Plunkett, who booked a $1.75 million profit, had to unwind his fake position at a cost of $114,000. The hit was 2.9 percent of the $3.9 million the client would have gotten had he not manipulated the barrier.

Shortly after, the customer asked Barclays why it had settled below the barrier price, according to the FCA. Barclays started an internal probe and informed the regulator of the issue, according to a person with knowledge of the situation. The bank voluntarily repaid the customer the $3.9 million.

Barclays couldn’t provide contact details for Plunkett and he wasn’t listed in the local telephone directory.

The fixing is a rate-setting ritual dating back to 1919 led by representatives of Barclays, Bank of Nova Scotia, HSBC Holdings Plc and Societe Generale SA. The banks hold daily conference calls at 10:30 a.m. and 3 p.m. where they discuss buying and selling the metal, starting from the dollar spot price, until a rate is agreed upon. The rate is used as a benchmark by miners, jewelers and central banks.

Growing Scrutiny

The process has come under growing scrutiny over the last six months, as academics and economists have argued knowledge gleaned on the fixing calls could give some traders an unfair advantage. The banks are considering overhauling the process and set up a steering committee to review the fixing as criticism has increased, Bloomberg News first reported in January. The FCA has been visiting the fixing members to observe the calls as part of its review of the process, Bloomberg said last month.

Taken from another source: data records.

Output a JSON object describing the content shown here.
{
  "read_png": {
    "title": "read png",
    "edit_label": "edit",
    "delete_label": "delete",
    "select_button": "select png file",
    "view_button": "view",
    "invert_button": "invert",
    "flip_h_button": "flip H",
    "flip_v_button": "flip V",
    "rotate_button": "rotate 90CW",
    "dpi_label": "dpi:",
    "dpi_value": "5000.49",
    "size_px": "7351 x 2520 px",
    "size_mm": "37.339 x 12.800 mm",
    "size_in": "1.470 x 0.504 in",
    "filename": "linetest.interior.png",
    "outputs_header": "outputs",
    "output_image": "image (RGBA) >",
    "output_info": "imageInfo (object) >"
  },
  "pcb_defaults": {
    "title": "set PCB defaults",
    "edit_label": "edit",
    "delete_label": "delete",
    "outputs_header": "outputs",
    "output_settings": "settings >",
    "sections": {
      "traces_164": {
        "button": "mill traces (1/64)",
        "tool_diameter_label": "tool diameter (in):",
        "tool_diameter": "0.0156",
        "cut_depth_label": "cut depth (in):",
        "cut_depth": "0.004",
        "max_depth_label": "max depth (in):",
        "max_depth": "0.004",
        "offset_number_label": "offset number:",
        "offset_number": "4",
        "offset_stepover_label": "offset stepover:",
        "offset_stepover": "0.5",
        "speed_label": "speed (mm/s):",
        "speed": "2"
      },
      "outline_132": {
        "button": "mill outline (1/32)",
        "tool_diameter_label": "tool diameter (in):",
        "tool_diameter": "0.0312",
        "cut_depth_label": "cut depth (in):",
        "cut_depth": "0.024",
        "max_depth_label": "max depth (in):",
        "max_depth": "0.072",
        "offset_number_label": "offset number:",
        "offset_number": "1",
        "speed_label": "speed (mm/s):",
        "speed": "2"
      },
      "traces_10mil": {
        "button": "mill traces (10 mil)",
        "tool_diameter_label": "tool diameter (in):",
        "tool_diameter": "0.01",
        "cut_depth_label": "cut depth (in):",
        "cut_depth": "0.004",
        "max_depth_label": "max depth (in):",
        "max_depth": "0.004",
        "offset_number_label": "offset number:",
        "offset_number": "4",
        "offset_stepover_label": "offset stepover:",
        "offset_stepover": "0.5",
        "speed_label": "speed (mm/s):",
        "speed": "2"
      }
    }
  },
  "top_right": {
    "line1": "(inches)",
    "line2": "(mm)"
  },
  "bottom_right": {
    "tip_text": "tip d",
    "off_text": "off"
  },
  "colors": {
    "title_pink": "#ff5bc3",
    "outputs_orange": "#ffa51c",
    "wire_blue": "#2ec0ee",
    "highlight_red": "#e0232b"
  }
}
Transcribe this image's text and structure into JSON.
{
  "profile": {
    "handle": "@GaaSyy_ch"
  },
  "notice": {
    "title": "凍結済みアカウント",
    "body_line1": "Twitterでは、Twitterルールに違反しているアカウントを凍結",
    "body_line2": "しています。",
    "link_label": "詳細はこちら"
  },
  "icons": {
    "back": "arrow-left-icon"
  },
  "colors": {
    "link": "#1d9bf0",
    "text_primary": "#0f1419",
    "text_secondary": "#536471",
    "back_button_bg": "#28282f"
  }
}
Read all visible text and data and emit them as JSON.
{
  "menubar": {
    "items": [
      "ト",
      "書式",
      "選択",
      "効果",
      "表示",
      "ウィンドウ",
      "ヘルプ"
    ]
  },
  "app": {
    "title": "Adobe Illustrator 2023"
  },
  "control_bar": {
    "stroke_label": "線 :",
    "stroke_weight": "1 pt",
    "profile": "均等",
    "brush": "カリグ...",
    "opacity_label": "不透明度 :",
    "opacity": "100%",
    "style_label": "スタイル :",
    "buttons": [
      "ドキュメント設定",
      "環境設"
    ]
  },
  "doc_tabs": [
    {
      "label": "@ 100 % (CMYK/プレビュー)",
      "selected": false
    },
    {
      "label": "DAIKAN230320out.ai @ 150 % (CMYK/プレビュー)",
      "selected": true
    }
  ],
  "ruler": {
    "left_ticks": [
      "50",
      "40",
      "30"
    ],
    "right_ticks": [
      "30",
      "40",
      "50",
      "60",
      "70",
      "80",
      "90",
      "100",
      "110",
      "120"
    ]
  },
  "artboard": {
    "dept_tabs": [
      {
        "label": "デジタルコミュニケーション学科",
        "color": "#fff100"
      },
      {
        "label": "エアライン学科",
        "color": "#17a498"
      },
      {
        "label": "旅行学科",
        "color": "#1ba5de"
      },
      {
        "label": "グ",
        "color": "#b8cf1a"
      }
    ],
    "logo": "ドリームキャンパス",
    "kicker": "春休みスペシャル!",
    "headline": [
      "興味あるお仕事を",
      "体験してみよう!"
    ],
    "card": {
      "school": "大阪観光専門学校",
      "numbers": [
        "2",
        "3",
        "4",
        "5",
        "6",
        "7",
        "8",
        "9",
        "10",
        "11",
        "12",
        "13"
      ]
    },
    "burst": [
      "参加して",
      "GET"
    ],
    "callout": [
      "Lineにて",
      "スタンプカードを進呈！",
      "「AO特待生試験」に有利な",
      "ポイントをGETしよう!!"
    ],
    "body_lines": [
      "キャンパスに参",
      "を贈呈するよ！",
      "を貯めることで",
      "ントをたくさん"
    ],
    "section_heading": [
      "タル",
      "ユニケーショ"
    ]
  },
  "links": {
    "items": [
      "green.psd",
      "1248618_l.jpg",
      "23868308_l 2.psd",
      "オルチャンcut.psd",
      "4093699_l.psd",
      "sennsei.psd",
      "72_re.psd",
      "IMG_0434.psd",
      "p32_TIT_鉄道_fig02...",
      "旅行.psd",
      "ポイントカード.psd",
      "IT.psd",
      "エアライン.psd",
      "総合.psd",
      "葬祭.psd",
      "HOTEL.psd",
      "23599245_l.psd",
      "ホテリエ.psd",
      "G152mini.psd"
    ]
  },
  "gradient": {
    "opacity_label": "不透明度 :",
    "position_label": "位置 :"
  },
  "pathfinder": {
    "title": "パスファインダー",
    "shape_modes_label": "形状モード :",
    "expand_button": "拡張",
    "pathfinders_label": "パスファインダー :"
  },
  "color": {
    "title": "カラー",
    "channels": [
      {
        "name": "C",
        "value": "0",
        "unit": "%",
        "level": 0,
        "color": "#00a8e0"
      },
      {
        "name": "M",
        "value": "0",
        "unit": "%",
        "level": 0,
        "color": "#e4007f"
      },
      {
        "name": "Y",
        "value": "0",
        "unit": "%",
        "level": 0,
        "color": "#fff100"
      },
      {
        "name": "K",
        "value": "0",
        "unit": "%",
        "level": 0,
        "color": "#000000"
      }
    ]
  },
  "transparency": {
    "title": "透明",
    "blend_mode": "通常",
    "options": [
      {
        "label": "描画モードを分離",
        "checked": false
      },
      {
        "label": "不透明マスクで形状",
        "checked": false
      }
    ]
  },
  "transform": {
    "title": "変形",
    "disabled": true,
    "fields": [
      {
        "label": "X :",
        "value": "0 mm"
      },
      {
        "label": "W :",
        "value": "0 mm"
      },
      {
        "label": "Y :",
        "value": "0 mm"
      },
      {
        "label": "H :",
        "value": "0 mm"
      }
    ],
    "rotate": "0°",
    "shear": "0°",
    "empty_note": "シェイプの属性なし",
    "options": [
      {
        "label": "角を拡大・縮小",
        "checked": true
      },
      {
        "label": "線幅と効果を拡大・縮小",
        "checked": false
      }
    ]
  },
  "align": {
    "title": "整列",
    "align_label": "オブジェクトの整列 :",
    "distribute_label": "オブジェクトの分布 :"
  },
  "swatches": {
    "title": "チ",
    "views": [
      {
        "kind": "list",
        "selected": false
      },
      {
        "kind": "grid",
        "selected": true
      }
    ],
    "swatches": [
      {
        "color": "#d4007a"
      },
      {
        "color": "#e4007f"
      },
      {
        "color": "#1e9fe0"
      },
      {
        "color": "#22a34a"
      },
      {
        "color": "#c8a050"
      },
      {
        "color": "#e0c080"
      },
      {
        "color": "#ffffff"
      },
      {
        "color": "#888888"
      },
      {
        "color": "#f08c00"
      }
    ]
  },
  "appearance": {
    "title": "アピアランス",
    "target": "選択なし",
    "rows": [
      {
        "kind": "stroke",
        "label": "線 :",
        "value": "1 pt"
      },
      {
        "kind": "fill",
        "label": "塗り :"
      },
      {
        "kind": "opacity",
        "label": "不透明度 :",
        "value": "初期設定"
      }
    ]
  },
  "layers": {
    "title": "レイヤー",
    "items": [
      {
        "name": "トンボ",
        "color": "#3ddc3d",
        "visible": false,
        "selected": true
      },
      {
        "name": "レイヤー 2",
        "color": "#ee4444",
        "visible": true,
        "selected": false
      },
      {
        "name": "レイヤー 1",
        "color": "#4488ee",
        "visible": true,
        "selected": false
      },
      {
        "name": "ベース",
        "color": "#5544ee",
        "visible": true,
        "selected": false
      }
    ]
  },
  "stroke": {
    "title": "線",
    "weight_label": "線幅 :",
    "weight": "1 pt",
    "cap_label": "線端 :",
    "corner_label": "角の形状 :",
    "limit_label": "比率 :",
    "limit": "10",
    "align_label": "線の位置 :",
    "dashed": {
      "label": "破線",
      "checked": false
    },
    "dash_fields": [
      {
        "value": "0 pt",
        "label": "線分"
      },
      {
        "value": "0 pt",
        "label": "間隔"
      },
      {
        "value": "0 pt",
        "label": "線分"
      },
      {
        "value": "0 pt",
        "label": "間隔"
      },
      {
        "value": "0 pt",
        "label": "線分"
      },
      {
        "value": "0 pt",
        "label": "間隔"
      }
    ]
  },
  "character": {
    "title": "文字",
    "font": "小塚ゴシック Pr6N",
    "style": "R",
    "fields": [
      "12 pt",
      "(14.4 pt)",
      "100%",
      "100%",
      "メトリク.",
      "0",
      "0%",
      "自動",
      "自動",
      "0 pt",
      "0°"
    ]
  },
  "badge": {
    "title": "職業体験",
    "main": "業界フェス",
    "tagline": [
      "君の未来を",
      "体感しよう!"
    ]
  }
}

The FCA criticized the bank in its penalty notice for “failing to adequately manage conflicts of interest” with its customers between 2004 to 2013. The “precious metals desk staff had not been given adequate training or guidance regarding what they were, or were not, permitted to do during the gold fixing,” the regulator said.

On Feb. 5, 2013, Barclays adopted formal guidelines for the desk stating that traders could not participate in the gold fixing if they were party to a derivative like the Digital one.